Consensus or Democratic Stasis?

Vermont has a “consensus” problem. We don’t understand the concept. This confusion manifests itself especially when leadership is weak.

For example, there’s broad agreement that we need more affordable and market-rate housing that’s environmentally efficient, affordable, and more compact than last century’s housing.

But ask housing officials what impediments they confront when planning new projects and they’ll tell you about the tens of thousands of dollars in approval and regulatory costs and the years that accrue prior to any construction. If housing is indeed a priority, we need to revisit the consensus process that finally allows us to put shovel to earth.

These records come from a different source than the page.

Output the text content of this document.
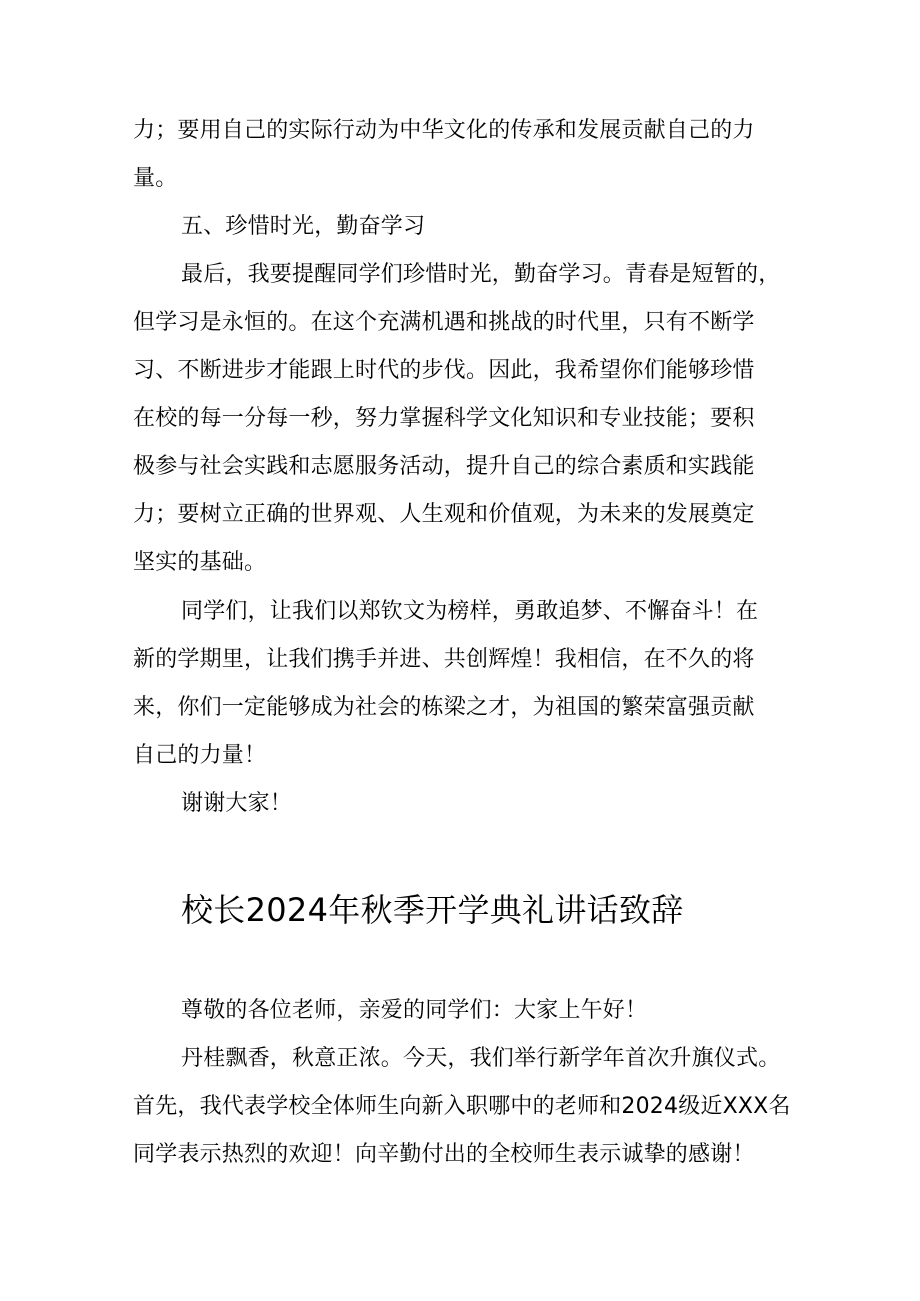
力；要用自己的实际行动为中华文化的传承和发展贡献自己的力
量。
五、珍惜时光，勤奋学习
最后，我要提醒同学们珍惜时光，勤奋学习。青春是短暂的，
但学习是永恒的。在这个充满机遇和挑战的时代里，只有不断学
习、不断进步才能跟上时代的步伐。因此，我希望你们能够珍惜
在校的每一分每一秒，努力掌握科学文化知识和专业技能；要积
极参与社会实践和志愿服务活动，提升自己的综合素质和实践能
力；要树立正确的世界观、人生观和价值观，为未来的发展奠定
坚实的基础。
同学们，让我们以郑钦文为榜样，勇敢追梦、不懈奋斗！在
新的学期里，让我们携手并进、共创辉煌！我相信，在不久的将
来，你们一定能够成为社会的栋梁之才，为祖国的繁荣富强贡献
自己的力量！
谢谢大家！
校长2024年秋季开学典礼讲话致辞
尊敬的各位老师，亲爱的同学们：大家上午好！
丹桂飘香，秋意正浓。今天，我们举行新学年首次升旗仪式。
首先，我代表学校全体师生向新入职哪中的老师和2024级近XXX名
同学表示热烈的欢迎！向辛勤付出的全校师生表示诚挚的感谢！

Consensus doesn’t mean universal agreement. Democracy runs amok when individual rights impede community good. Neither democracy, business management, or life works like that. If consensus meant that all parties had to agree before any action was taken, we’d never see progress. Everyone’s say does matter, but it may not be the sole factor that determines the outcome. There, I said it.

In consensus, an initiative or policy is considered by a representative body for action in the form of acceptance, amendment, or rejection. In the discussion, all points of review are explored and discussed. After discussion. majority vote determines the course of action. Dissenting opinion may be articulated in the final decision but the majority rules and it is understood that all parties will accept with grace the newly formed “consensus.” Surprisingly, one presidential candidate has invented a new definition of the national electoral consensus. “If I win, I’ll accept it.” This definition, of course, leads to anarchy.

Our misconceptions about consensus have also given rise to the Don Quixote figure –an absolutist on whatever his or her favorite cause has become – be it new housing location, renewable energy, or healthcare. Determined to save us from ourselves, their ego’s deeply vested in their absolute righteousness and they truck no debate. Sadly, they themselves may even have something important to say, but they’re deaf when it comes to listening and compromise, and blind to the necessity of finding common ground on which a community might build a productive path forward.

Consensus, which presumes compromise, is essential to solving problems. If we’re going to make progress advancing healthy communities, we need to reeducate ourselves on what consensus really means in a democracy.